Apreté los botones otra vez. Todos, por las dudas. Caden se quedó viéndome desde el salón, en silencio, mientras yo apoyaba la cabeza contra la pared, frustrada, cuando no se movió. Las puertas siguieron sin cerrarse.

—Quizás no estés pagando algo —me dijo, entonces, logrando que levantara la mirada. Nuestros ojos se cruzaron y me embargó una sensación extraña de ansiedad. Había un brillo en su mirada que no era malvado, ni burlón. Estaba cargado de un aura primitiva, hambrienta—. Quizás solamente eres un regalo. U otro pecado que me hundirá más en los cimientos de esta casa.

No contesté. Podría haberme ofendido muchísimo más de lo que estaba por la manera en la que me había llamado. Pero la intensidad del deseo en su mirada me dejó muda y tensa en partes de mi cuerpo que no debería estar apretando.

Un regalo. Sí, claro.

—Puedes tomar cualquier habitación que te guste —Se giró entonces hacia las escaleras—. Las tres de aquí abajo están vacías. Arriba, la única ocupada es la que la que da a la calle, al final del pasillo. De cualquier modo, por suerte para ti, solo me quedan seis meses.

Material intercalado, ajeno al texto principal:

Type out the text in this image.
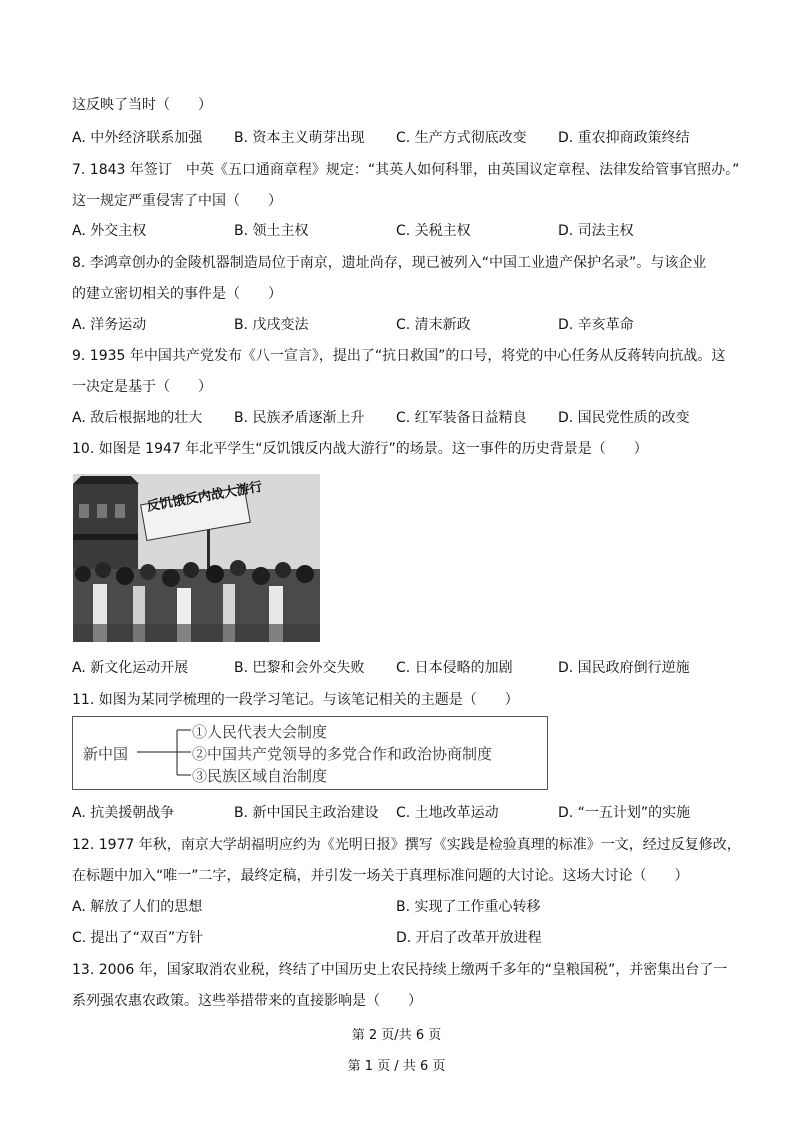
这反映了当时（　　）
A. 中外经济联系加强 B. 资本主义萌芽出现 C. 生产方式彻底改变 D. 重农抑商政策终结
7. 1843 年签订　中英《五口通商章程》规定：“其英人如何科罪，由英国议定章程、法律发给管事官照办。”
这一规定严重侵害了中国（　　）
A. 外交主权	B. 领土主权	C. 关税主权	D. 司法主权
8. 李鸿章创办的金陵机器制造局位于南京，遗址尚存，现已被列入“中国工业遗产保护名录”。与该企业
的建立密切相关的事件是（　　）
A. 洋务运动	B. 戊戌变法	C. 清末新政	D. 辛亥革命
9. 1935 年中国共产党发布《八一宣言》，提出了“抗日救国”的口号，将党的中心任务从反蒋转向抗战。这
一决定是基于（　　）
A. 敌后根据地的壮大 B. 民族矛盾逐渐上升 C. 红军装备日益精良 D. 国民党性质的改变
10. 如图是 1947 年北平学生“反饥饿反内战大游行”的场景。这一事件的历史背景是（　　）
反饥饿反内战大游行
A. 新文化运动开展	B. 巴黎和会外交失败 C. 日本侵略的加剧	D. 国民政府倒行逆施
11. 如图为某同学梳理的一段学习笔记。与该笔记相关的主题是（　　）
新中国
①人民代表大会制度
②中国共产党领导的多党合作和政治协商制度
③民族区域自治制度
A. 抗美援朝战争	B. 新中国民主政治建设 C. 土地改革运动	D. “一五计划”的实施
12. 1977 年秋，南京大学胡福明应约为《光明日报》撰写《实践是检验真理的标准》一文，经过反复修改，
在标题中加入“唯一”二字，最终定稿，并引发一场关于真理标准问题的大讨论。这场大讨论（　　）
A. 解放了人们的思想	B. 实现了工作重心转移
C. 提出了“双百”方针	D. 开启了改革开放进程
13. 2006 年，国家取消农业税，终结了中国历史上农民持续上缴两千多年的“皇粮国税”，并密集出台了一
系列强农惠农政策。这些举措带来的直接影响是（　　）
第 2 页/共 6 页
第 1 页 / 共 6 页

Desapareció rumbo al piso superior y me quedé sola en el ascensor, tratando de dominar las sensaciones que me recorrían. Sus palabras fueron como una cachetada que ahuyentó todo vértigo sensual.

Me apoyé contra la pared y me llevé las uñas a la boca. Hacia años que no me las mordía, porque eran un hábito por el cual fui duramente criticada. Pero ahora, no había nadie para juzgarme. Lo que esas palabras implicaban eran mérito suficiente para descargar el estrés que me atacó.

Quedaban seis meses de su condena. Seis meses en los que estaría atrapada con él y podría salir... O seis meses en los que tendría alguna compañía antes de que me tocara, a mí, seguir con esa condena.